Louisiana Red Beans and Rice

(from Ramona’s recipe box)

Source: RecipeThing user melandjay7475

Categories: Entree

Ingredients

  • 4 1/3 cup(s) water, divided
  • 1 1/2 cup(s) brown basmati rice
  • 1/2 teaspoon(s) salt
  • 1 tablespoon(s) extra-virgin olive oil
  • 1 cup(s) diced onion
  • 2 teaspoon(s) minced garlic
  • 2 can(s) red kidney beans, or pink beans, rinsed
  • 6 ounce(s) sliced Canadian bacon, chopped
  • 1/2 cup(s) chopped celery, plus 1 tablespoon finely chopped celery leaves
  • 1/2 cup(s) diced green bell pepper
  • 1/3 teaspoon(s) ground chipotle pepper (see Note) or cayenne pepper

Directions

  1. Combine 3 1/3 cups water, rice and salt in a large saucepan. Bring to a simmer; reduce heat to low, cover and cook until all the water has been absorbed, about 45 minutes.

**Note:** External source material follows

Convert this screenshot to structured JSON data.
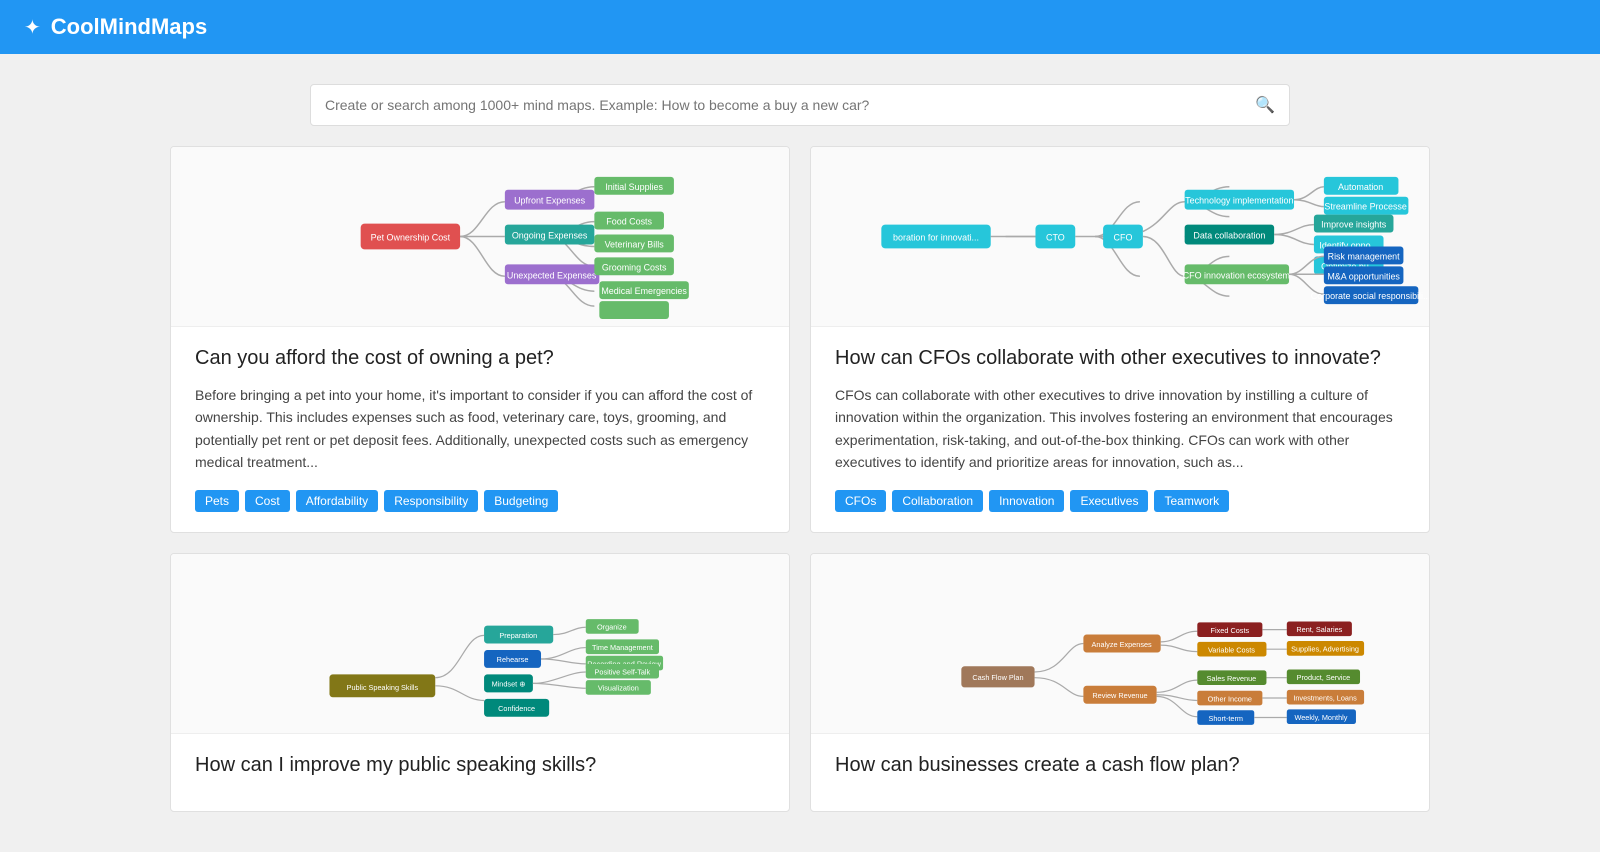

  2. .About 10 minutes before the rice is ready, heat oil in a large skillet over medium-high heat. Add onion and garlic and cook, stirring, until the onion is lightly colored and tender, about 3 minutes.

  3. .Place 1 cup beans in a small bowl and mash with a fork. Add the mashed and whole beans, the remaining 1 cup water, Canadian bacon, celery, celery leaves, bell pepper and ground chipotle (or cayenne) to taste to the pan. Simmer, stirring occasionally, until the liquid has thickened into a gravy and the vegetables are crisp-tender, about 6 minutes. Serve in shallow bowls, spooned over the rice.

  4. Note: Chipotle peppers are dried, smoked jalapeƱo peppers. Ground chipotle can be found in the specialty spice section of most supermarkets.